Rick Sanchez was canned from CNN this week. In a general whine about the discrimination he has faced–which apparently burdened him with fame and an enviable job–he said something about Jews, suggesting that the elitist, mean-spirited Jon Stewart had no idea what it was to be a real victim like the good-looking media-celebrity, Sanchez. I can’t say I was a huge fan of either man. But the lightning speed with which Sanchez was dispatched says a lot about which groups in our society cannot be criticized and, concomitantly, which groups have significant power in that society. Genuinely oppressed and hated people can be criticized with impunity.
While the merits of either man’s claim to victimhood is kind of ridiculous, Rick clearly hasn’t been paying attention. For all of the vaunted independence, iconoclasm, and general edginess of the media, there are certain pieties that must be respected, and one of the most important of which is the utter sanctity of Jews as a victim group in the pantheon of America’s victim groups. We’re supposed to pretend that wealthy media executives are little different from Stetl Jews in Ukraine shot in ditches by Nazis, just as we’re supposed to pretend that blacks who became President of the United States are the victim of ongoing oppression little different from that of Jim Crow.
Much of modern America’s cultural obsession consists of a race to the bottom whereby various groups–blacks, Hispanics, Jews, Indians–are all competing to be the biggest victim of all. The only group that cannot play in this game is the old American WASP, America’s historical majority people that is grouped alongside with Hitler for having exclusive country clubs and Ivy League quotas 75 years ago and slavery some 150 years ago.
Sanchez pointed out an easily verified fact: Jews, as a group, are successful and particularly over-represented and powerful in the TV and print media. This is one of those facts we’re not supposed to notice, just as we’re not supposed to notice various short-comings of other ethnic groups. The Jewish claim to historical victimhood in America today requires quite a bit of work. After all, unlike blacks, Jews came to America willingly and voluntarily. While once upon a time there were minor discriminations and sleights against Jews in America–exclusive clubs, Ivy League quotas–on the whole, America has been welcoming to Jews, and, more important, Jews have been wildly successful in America in spite of whatever obstacles their great grandparents may have faced. They have become the establishment in spite of the continuing self-identification as being an alienated, oppressed outsider. That success, once a source of pride, became a minor embarrassment in the great multicultural race to the bottom that began in the 1980s.

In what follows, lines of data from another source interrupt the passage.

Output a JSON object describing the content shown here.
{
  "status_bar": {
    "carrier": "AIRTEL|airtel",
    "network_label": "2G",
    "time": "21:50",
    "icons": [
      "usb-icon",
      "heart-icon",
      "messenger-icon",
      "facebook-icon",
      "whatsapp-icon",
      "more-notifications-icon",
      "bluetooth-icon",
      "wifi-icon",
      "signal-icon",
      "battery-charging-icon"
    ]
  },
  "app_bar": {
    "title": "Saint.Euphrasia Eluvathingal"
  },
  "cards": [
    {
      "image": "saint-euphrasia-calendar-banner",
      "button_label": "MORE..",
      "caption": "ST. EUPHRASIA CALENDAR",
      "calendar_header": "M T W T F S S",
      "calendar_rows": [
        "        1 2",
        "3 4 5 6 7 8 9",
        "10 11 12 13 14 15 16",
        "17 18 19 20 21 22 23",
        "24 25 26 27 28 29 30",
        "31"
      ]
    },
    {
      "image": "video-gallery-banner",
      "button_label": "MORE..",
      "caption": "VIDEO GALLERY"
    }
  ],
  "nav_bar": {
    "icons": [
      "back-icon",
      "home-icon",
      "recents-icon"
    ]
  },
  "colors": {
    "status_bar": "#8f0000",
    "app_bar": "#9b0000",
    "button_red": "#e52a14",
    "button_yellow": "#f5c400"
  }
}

Upon further inquiry, however, it becomes clear that multiculturalism is in fact an ideology to promote and protect the new elites emerging from the decline and displacement of the WASP since the mid-20th Century.
As Peter Novick put this in his work The Holocaust in American Life:
By the 1980s and 1990s many Jews, for various reasons, wanted to establish that they too were members of a “victim community.” Their contemporary situation offered little in the way of credentials. American Jews were by far the wealthiest, best-educated, most influential, in-every-way-most-successful group in American society–a group that, compared to most other identifiable minority groups, suffered no measurable discrimination and no disadvantages on account of that minority status. But insofar as Jewish identify could be anchored in the agony of European Jewry, certification as (vicarious) victims could be claimed, with all the moral privilege accompanying such certifications.

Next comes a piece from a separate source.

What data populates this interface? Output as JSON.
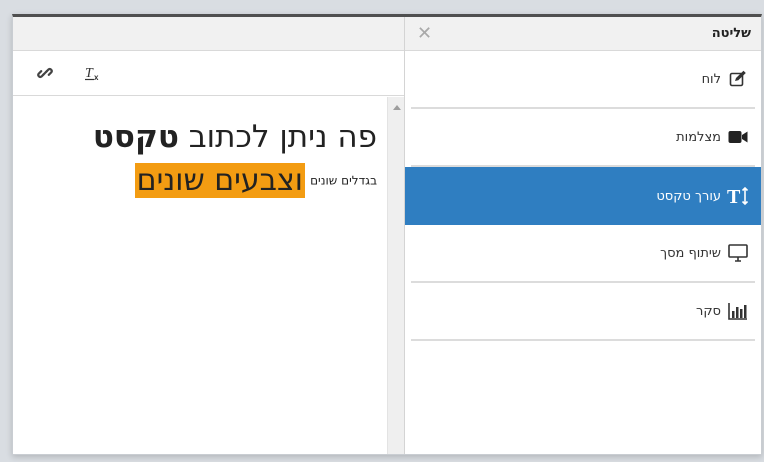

The multicultural order is inverted. Victim status is the currency of the realm, and the Holocaust of the Jews, through books, movies, and constant repetition is placed above all other possible victimizations in the consciousness of Americans, even comparable mass murders such as those of the Soviet Union, Cambodia, and Turkey, and even though this event was largely not done to American Jews nor perpetrated by Americans. The elevation of this European event of some 70 years ago is particularly useful when the “victim” in question is fast becoming the society’s elite, with its members constituting 30 members of Congress and 13 US Senators, 43% of the most influential opinion-makers, and some 21% of Ivy League admissions today. Frankly, Rich Sanchez is right: for Jon Stewart or any other American Jew to proclaim the status of victim is patently ridiculous and insulting to ordinary intelligence. But Sanchez is too self-pitying to realize that it’s ridiculous for him, a man until recently on CNN with a show named after him, also to claim victim status.
A better approach for both the Jon Stewarts and the Rick Sanchezes of the world, has been suggested by Steve Sailer: a self-conscious development among Jews and other emerging elites of a sense of noblesse oblige, that is a sense of self-conscious responsibility for what is now their society coupled with public expressions of gratitude for this society’s opportunities. But, events to date, suggest that this softening of attitudes is unlikely. More likely is the overplaying of this hand by the “victims,” as represented in part by the unmagnaminous firing of Sanchez. I fear the continuation of such events would lead to an eventual, tragic backlash.